The muscle weakness previously reported in the pathogenesis of diabetes can be attributed to changes in the intramuscular nerves and in the neuromuscular junction (23). Morphologically, mitochondrial degeneration, electron-dense bodies, myelin figures, irregular synaptic vesicles, and breakdown of the presynaptic nerve membrane were all observed in diabetic Wistar rats (23). These changes were similar to alterations reported as signs of nerve degeneration (8, 19) that ultimately affected muscle function (17). Physiologically, impaired calcium handling of muscle membrane (5), changes in threshold potential of the muscle, decreased intracellular ATP concentration (4), and direct effect of the diabetic condition on the contractile regulatory system (28) are suggested as possible mechanisms for muscle STZ-induced weakness. Although physiological and morphological modifications seen in the present study appear to be consistent with altered Ca²⁺ mobilization across muscle membrane, nevertheless other mechanisms such as free radical-mediated actions may also be implicated in STZ-induced changes in skeletal muscle.
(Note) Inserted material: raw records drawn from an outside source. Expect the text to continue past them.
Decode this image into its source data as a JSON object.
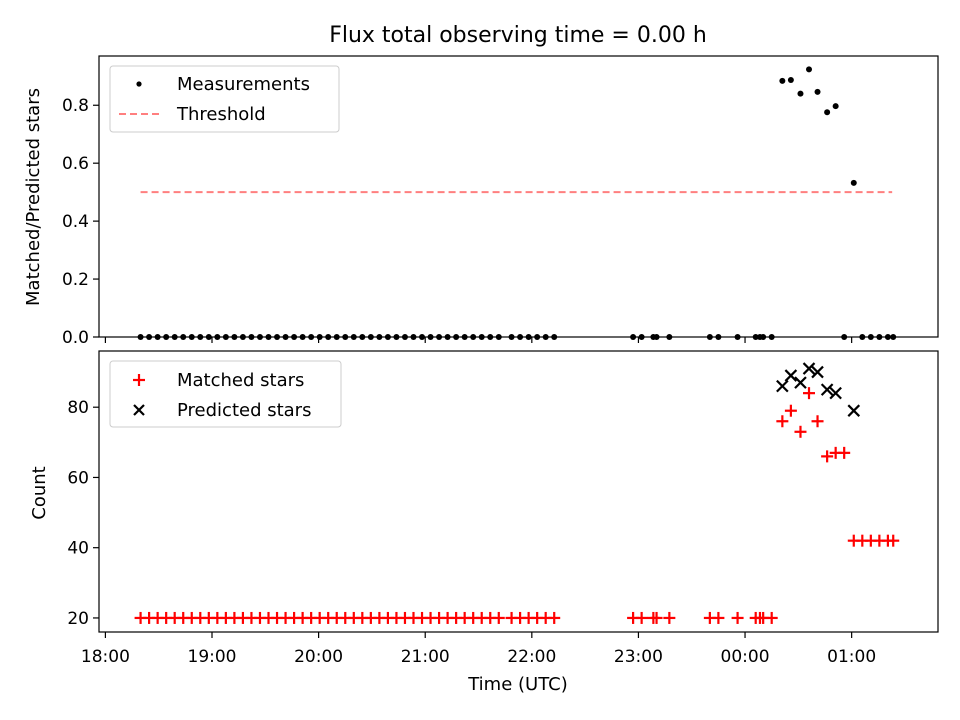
{
  "chart_data": [
    {
      "type": "scatter",
      "title": "Flux total observing time = 0.00 h",
      "ylabel": "Matched/Predicted stars",
      "xlim_hours": [
        17.94,
        25.81
      ],
      "ylim": [
        0,
        0.97
      ],
      "yticks": [
        0.0,
        0.2,
        0.4,
        0.6,
        0.8
      ],
      "ytick_labels": [
        "0.0",
        "0.2",
        "0.4",
        "0.6",
        "0.8"
      ],
      "legend_position": "top-left",
      "legend": [
        "Measurements",
        "Threshold"
      ],
      "threshold": {
        "value": 0.5,
        "x_start": 18.33,
        "x_end": 25.38,
        "color": "#ff7f7f"
      },
      "measurements": {
        "color": "#000000",
        "x": [
          18.33,
          18.41,
          18.49,
          18.57,
          18.65,
          18.73,
          18.81,
          18.89,
          18.97,
          19.05,
          19.13,
          19.21,
          19.29,
          19.37,
          19.45,
          19.53,
          19.61,
          19.69,
          19.77,
          19.85,
          19.93,
          20.01,
          20.09,
          20.17,
          20.25,
          20.33,
          20.41,
          20.49,
          20.57,
          20.65,
          20.73,
          20.81,
          20.89,
          20.97,
          21.05,
          21.13,
          21.21,
          21.29,
          21.37,
          21.45,
          21.53,
          21.61,
          21.69,
          21.81,
          21.89,
          21.97,
          22.05,
          22.13,
          22.21,
          22.95,
          23.03,
          23.14,
          23.17,
          23.29,
          23.67,
          23.75,
          23.93,
          24.1,
          24.14,
          24.17,
          24.25,
          24.35,
          24.43,
          24.52,
          24.6,
          24.68,
          24.77,
          24.85,
          24.93,
          25.02,
          25.1,
          25.18,
          25.26,
          25.34,
          25.39
        ],
        "y": [
          0,
          0,
          0,
          0,
          0,
          0,
          0,
          0,
          0,
          0,
          0,
          0,
          0,
          0,
          0,
          0,
          0,
          0,
          0,
          0,
          0,
          0,
          0,
          0,
          0,
          0,
          0,
          0,
          0,
          0,
          0,
          0,
          0,
          0,
          0,
          0,
          0,
          0,
          0,
          0,
          0,
          0,
          0,
          0,
          0,
          0,
          0,
          0,
          0,
          0,
          0,
          0,
          0,
          0,
          0,
          0,
          0,
          0,
          0,
          0,
          0,
          0.884,
          0.887,
          0.84,
          0.924,
          0.846,
          0.776,
          0.797,
          0,
          0.532,
          0,
          0,
          0,
          0,
          0
        ]
      }
    },
    {
      "type": "scatter",
      "xlabel": "Time (UTC)",
      "ylabel": "Count",
      "xlim_hours": [
        17.94,
        25.81
      ],
      "ylim": [
        16,
        96
      ],
      "yticks": [
        20,
        40,
        60,
        80
      ],
      "ytick_labels": [
        "20",
        "40",
        "60",
        "80"
      ],
      "xticks_hours": [
        18,
        19,
        20,
        21,
        22,
        23,
        24,
        25
      ],
      "xtick_labels": [
        "18:00",
        "19:00",
        "20:00",
        "21:00",
        "22:00",
        "23:00",
        "00:00",
        "01:00"
      ],
      "legend_position": "top-left",
      "legend": [
        "Matched stars",
        "Predicted stars"
      ],
      "series": [
        {
          "name": "Matched stars",
          "marker": "plus",
          "color": "#ff0000",
          "x": [
            18.33,
            18.41,
            18.49,
            18.57,
            18.65,
            18.73,
            18.81,
            18.89,
            18.97,
            19.05,
            19.13,
            19.21,
            19.29,
            19.37,
            19.45,
            19.53,
            19.61,
            19.69,
            19.77,
            19.85,
            19.93,
            20.01,
            20.09,
            20.17,
            20.25,
            20.33,
            20.41,
            20.49,
            20.57,
            20.65,
            20.73,
            20.81,
            20.89,
            20.97,
            21.05,
            21.13,
            21.21,
            21.29,
            21.37,
            21.45,
            21.53,
            21.61,
            21.69,
            21.81,
            21.89,
            21.97,
            22.05,
            22.13,
            22.21,
            22.95,
            23.03,
            23.14,
            23.17,
            23.29,
            23.67,
            23.75,
            23.93,
            24.1,
            24.14,
            24.17,
            24.25,
            24.35,
            24.43,
            24.52,
            24.6,
            24.68,
            24.77,
            24.85,
            24.93,
            25.02,
            25.1,
            25.18,
            25.26,
            25.34,
            25.39
          ],
          "y": [
            20,
            20,
            20,
            20,
            20,
            20,
            20,
            20,
            20,
            20,
            20,
            20,
            20,
            20,
            20,
            20,
            20,
            20,
            20,
            20,
            20,
            20,
            20,
            20,
            20,
            20,
            20,
            20,
            20,
            20,
            20,
            20,
            20,
            20,
            20,
            20,
            20,
            20,
            20,
            20,
            20,
            20,
            20,
            20,
            20,
            20,
            20,
            20,
            20,
            20,
            20,
            20,
            20,
            20,
            20,
            20,
            20,
            20,
            20,
            20,
            20,
            76,
            79,
            73,
            84,
            76,
            66,
            67,
            67,
            42,
            42,
            42,
            42,
            42,
            42
          ]
        },
        {
          "name": "Predicted stars",
          "marker": "x",
          "color": "#000000",
          "x": [
            24.35,
            24.43,
            24.52,
            24.6,
            24.68,
            24.77,
            24.85,
            25.02
          ],
          "y": [
            86,
            89,
            87,
            91,
            90,
            85,
            84,
            79
          ]
        }
      ]
    }
  ]
}
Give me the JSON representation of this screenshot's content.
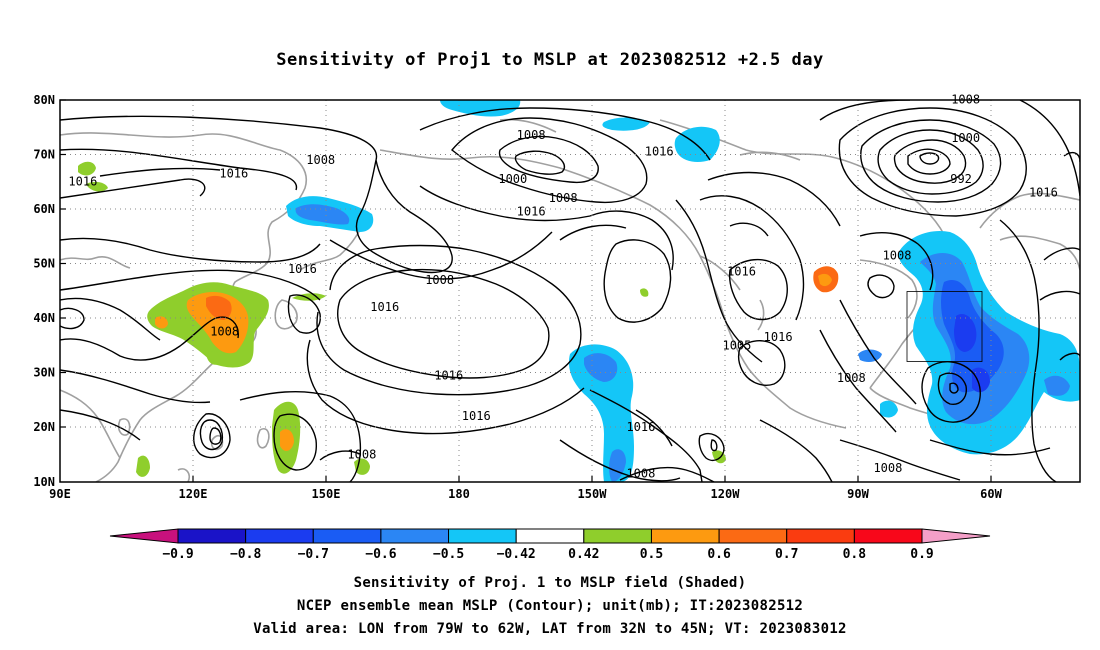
{
  "title": "Sensitivity of Proj1 to MSLP at 2023082512 +2.5 day",
  "lat_labels": [
    "80N",
    "70N",
    "60N",
    "50N",
    "40N",
    "30N",
    "20N",
    "10N"
  ],
  "lon_labels": [
    "90E",
    "120E",
    "150E",
    "180",
    "150W",
    "120W",
    "90W",
    "60W"
  ],
  "contour_labels": [
    {
      "text": "1008",
      "lon": 147,
      "lat": 68.5
    },
    {
      "text": "1016",
      "lon": 95,
      "lat": 64.5
    },
    {
      "text": "1016",
      "lon": 128,
      "lat": 66
    },
    {
      "text": "1016",
      "lon": 143,
      "lat": 48.5
    },
    {
      "text": "1016",
      "lon": 161,
      "lat": 41.5
    },
    {
      "text": "1008",
      "lon": 126,
      "lat": 37
    },
    {
      "text": "1008",
      "lon": 173,
      "lat": 46.5
    },
    {
      "text": "1008",
      "lon": -167,
      "lat": 73
    },
    {
      "text": "1000",
      "lon": -171,
      "lat": 65
    },
    {
      "text": "1008",
      "lon": -160,
      "lat": 61.5
    },
    {
      "text": "1016",
      "lon": -167,
      "lat": 59
    },
    {
      "text": "1016",
      "lon": -139,
      "lat": 70
    },
    {
      "text": "1016",
      "lon": -185,
      "lat": 29
    },
    {
      "text": "1016",
      "lon": -179,
      "lat": 21.5
    },
    {
      "text": "1016",
      "lon": -143,
      "lat": 19.5
    },
    {
      "text": "1008",
      "lon": -143,
      "lat": 11
    },
    {
      "text": "1008",
      "lon": 156,
      "lat": 14.5
    },
    {
      "text": "1016",
      "lon": -121,
      "lat": 48
    },
    {
      "text": "1005",
      "lon": -122,
      "lat": 34.5
    },
    {
      "text": "1016",
      "lon": -113,
      "lat": 36
    },
    {
      "text": "1008",
      "lon": -97,
      "lat": 28.5
    },
    {
      "text": "1008",
      "lon": -89,
      "lat": 12
    },
    {
      "text": "1008",
      "lon": -87,
      "lat": 51
    },
    {
      "text": "1008",
      "lon": -72,
      "lat": 79.5
    },
    {
      "text": "1000",
      "lon": -72,
      "lat": 72.5
    },
    {
      "text": "992",
      "lon": -73,
      "lat": 65
    },
    {
      "text": "1016",
      "lon": -55,
      "lat": 62.5
    }
  ],
  "colorbar": {
    "labels": [
      "−0.9",
      "−0.8",
      "−0.7",
      "−0.6",
      "−0.5",
      "−0.42",
      "0.42",
      "0.5",
      "0.6",
      "0.7",
      "0.8",
      "0.9"
    ],
    "colors": [
      "#1a13c8",
      "#1b3cf0",
      "#1a5cf4",
      "#2b86f4",
      "#14c6f7",
      "#ffffff",
      "#8fce2c",
      "#fd9a10",
      "#fb6a14",
      "#fa3c10",
      "#f8071a"
    ],
    "low_arrow_color": "#c8117d",
    "high_arrow_color": "#f49fc8"
  },
  "captions": [
    "Sensitivity of Proj. 1 to MSLP field (Shaded)",
    "NCEP ensemble mean MSLP (Contour); unit(mb); IT:2023082512",
    "Valid area: LON from 79W to 62W, LAT from 32N to 45N; VT: 2023083012"
  ]
}
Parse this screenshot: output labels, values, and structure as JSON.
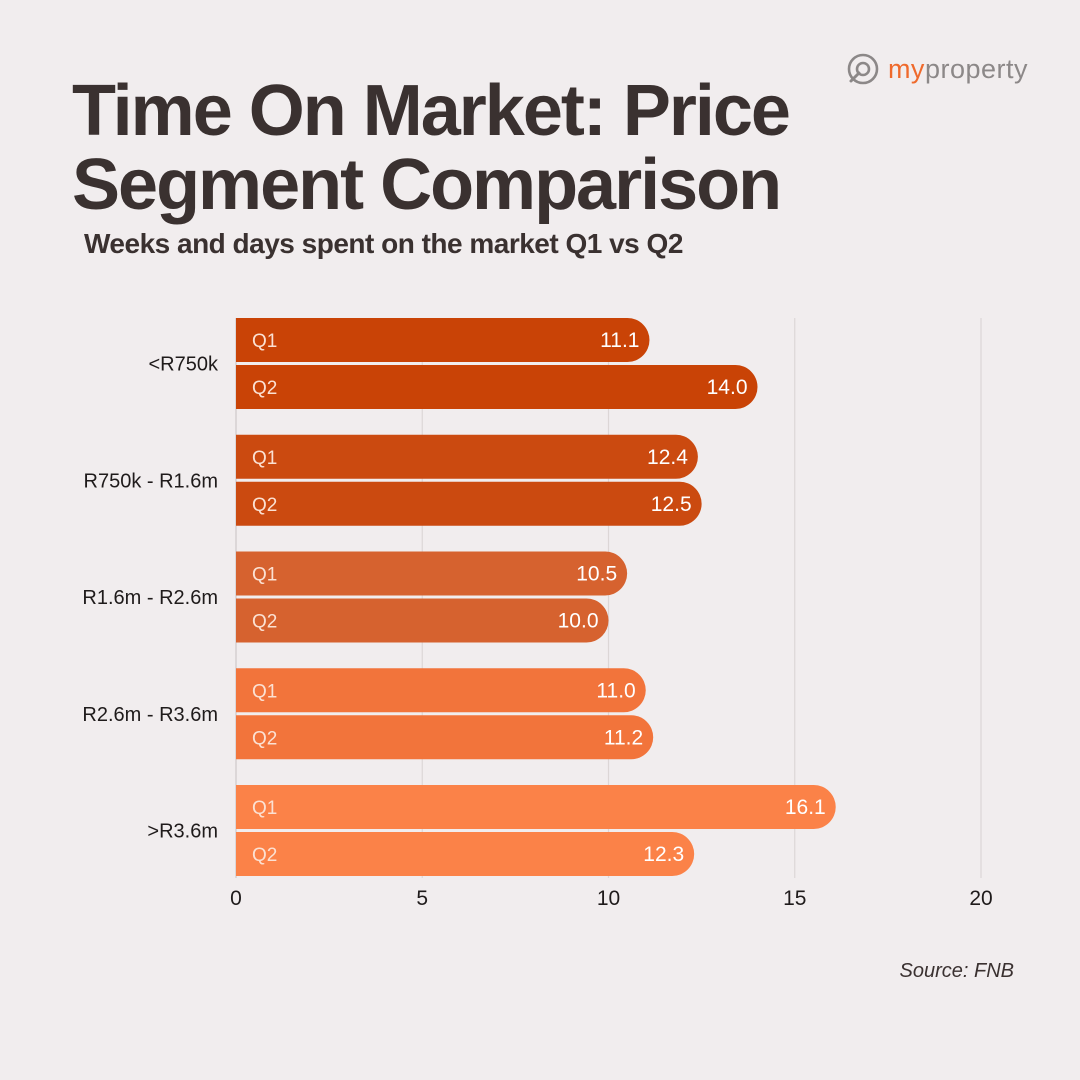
{
  "brand": {
    "name_my": "my",
    "name_property": "property",
    "logo_icon": "magnifier-house-icon"
  },
  "title": "Time On Market: Price Segment Comparison",
  "subtitle": "Weeks and days spent on the market Q1 vs Q2",
  "source": "Source: FNB",
  "colors": {
    "background": "#f1edee",
    "text": "#3a3130",
    "segment_colors": [
      "#c94306",
      "#cb4a10",
      "#d6622f",
      "#f2743b",
      "#fb8248"
    ]
  },
  "chart_data": {
    "type": "bar",
    "orientation": "horizontal",
    "categories": [
      "<R750k",
      "R750k - R1.6m",
      "R1.6m - R2.6m",
      "R2.6m - R3.6m",
      ">R3.6m"
    ],
    "series": [
      {
        "name": "Q1",
        "values": [
          11.1,
          12.4,
          10.5,
          11.0,
          16.1
        ],
        "labels": [
          "11.1",
          "12.4",
          "10.5",
          "11.0",
          "16.1"
        ]
      },
      {
        "name": "Q2",
        "values": [
          14.0,
          12.5,
          10.0,
          11.2,
          12.3
        ],
        "labels": [
          "14.0",
          "12.5",
          "10.0",
          "11.2",
          "12.3"
        ]
      }
    ],
    "xlim": [
      0,
      20
    ],
    "xticks": [
      0,
      5,
      10,
      15,
      20
    ],
    "grid": true,
    "xlabel": "",
    "ylabel": ""
  }
}
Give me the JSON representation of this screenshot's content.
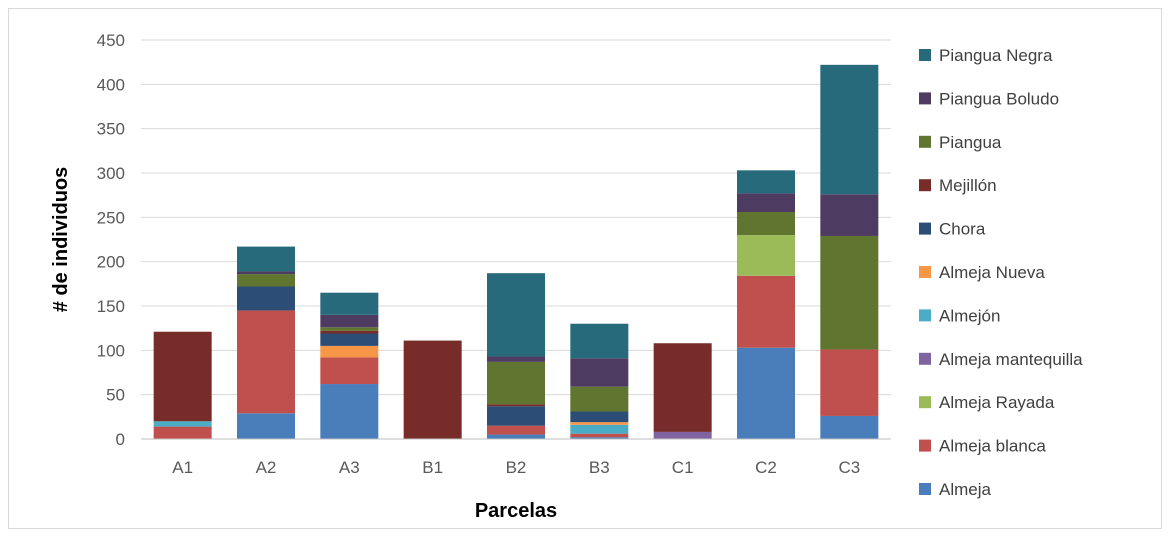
{
  "chart_data": {
    "type": "bar",
    "stacked": true,
    "title": "",
    "xlabel": "Parcelas",
    "ylabel": "# de individuos",
    "ylim": [
      0,
      450
    ],
    "yticks": [
      0,
      50,
      100,
      150,
      200,
      250,
      300,
      350,
      400,
      450
    ],
    "grid": true,
    "legend_position": "right",
    "categories": [
      "A1",
      "A2",
      "A3",
      "B1",
      "B2",
      "B3",
      "C1",
      "C2",
      "C3"
    ],
    "series": [
      {
        "name": "Almeja",
        "color": "#4a7ebb",
        "values": [
          0,
          29,
          62,
          0,
          5,
          2,
          0,
          103,
          26
        ]
      },
      {
        "name": "Almeja blanca",
        "color": "#c0504d",
        "values": [
          14,
          116,
          30,
          0,
          10,
          4,
          0,
          81,
          75
        ]
      },
      {
        "name": "Almeja Rayada",
        "color": "#9bbb59",
        "values": [
          0,
          0,
          0,
          0,
          0,
          0,
          0,
          46,
          0
        ]
      },
      {
        "name": "Almeja mantequilla",
        "color": "#8064a2",
        "values": [
          0,
          0,
          0,
          0,
          0,
          0,
          8,
          0,
          0
        ]
      },
      {
        "name": "Almejón",
        "color": "#4bacc6",
        "values": [
          6,
          0,
          0,
          0,
          0,
          10,
          0,
          0,
          0
        ]
      },
      {
        "name": "Almeja Nueva",
        "color": "#f79646",
        "values": [
          0,
          0,
          13,
          0,
          0,
          3,
          0,
          0,
          0
        ]
      },
      {
        "name": "Chora",
        "color": "#2c4d75",
        "values": [
          0,
          27,
          14,
          0,
          22,
          12,
          0,
          0,
          0
        ]
      },
      {
        "name": "Mejillón",
        "color": "#772c2a",
        "values": [
          101,
          0,
          3,
          111,
          2,
          0,
          100,
          0,
          0
        ]
      },
      {
        "name": "Piangua",
        "color": "#5f7530",
        "values": [
          0,
          14,
          4,
          0,
          48,
          28,
          0,
          26,
          128
        ]
      },
      {
        "name": "Piangua Boludo",
        "color": "#4d3b62",
        "values": [
          0,
          3,
          14,
          0,
          6,
          32,
          0,
          21,
          47
        ]
      },
      {
        "name": "Piangua Negra",
        "color": "#276a7c",
        "values": [
          0,
          28,
          25,
          0,
          94,
          39,
          0,
          26,
          146
        ]
      }
    ]
  }
}
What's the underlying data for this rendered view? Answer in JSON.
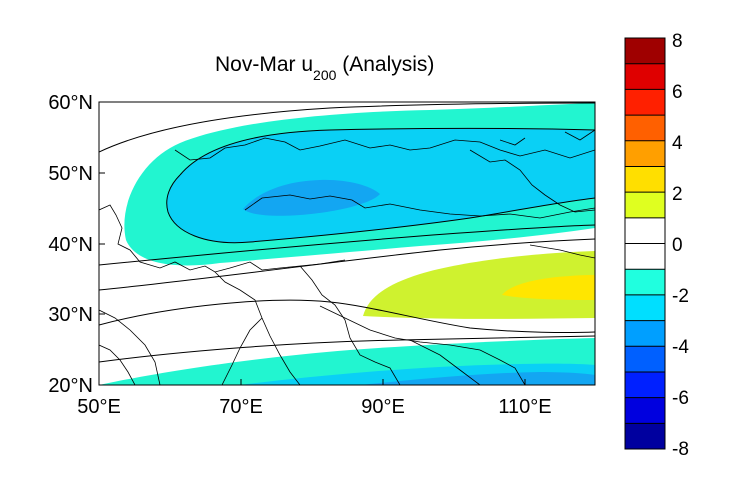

The findings of this study are consistent with the earlier reports and also with previous work by our laboratory. The difference is in the manner of occurrence and fact that they can be detected earlier. A chronological description is extremely useful and will allow for further developments with time. However, if any degenerative changes are seen as early as 2 wk, with a further postexposure period a significant impairment in body weight may be observed, a factor that may impact modifications expected at nerve terminal or neuromuscular junction or muscle itself. The inconsistency with the previous work is in terms of the manner of appearance and the occurrence of earlier signs, which can be explained by the utilization of a different animal species and/or the use of a different dose of STZ.

This study described electrophysiological recording (RMP, MEPPs) in STZ-induced diabetes. In the previous work (11), isometric twitch tension was measured, but no electrophysiological data were recorded. It may be found that utilization of different doses of STZ (60 mg/kg compared with 200 mg/kg) in a more sensitive species enables the observation of the signs of muscle weakness before the weight loss that may further complicate alterations seen in an animal model of STZ-induced diabetes. Eight weeks of STZ treatment induces significant changes in body weight, which in turn may impact muscle structure and function. The present observation serves as a unique model for studying diabetes-induced changes sooner without significant loss of body weight. The changes observed are similar to diabetes-induced complications in other models, but the pattern and time course for appearance are different.

The electrophysiological and ultrastructural changes observed here are also similar to various conditions, such as those of diabetic neuropathy in humans (27), motoneuron disease (15), spontaneously diabetic rats (22), rats with STZ-induced diabetes (2), myotonic rats (24), muscle disuse (8), and steroid-induced stress and aging (9, 12). Both pre- and postsynaptic effects of STZ-induced diabetes, resulting in neuromuscular impairment and muscle weakness, could form the bases for explaining these changes. Exercise programs may improve and strengthen muscles, particularly if introduced at the early stages (10).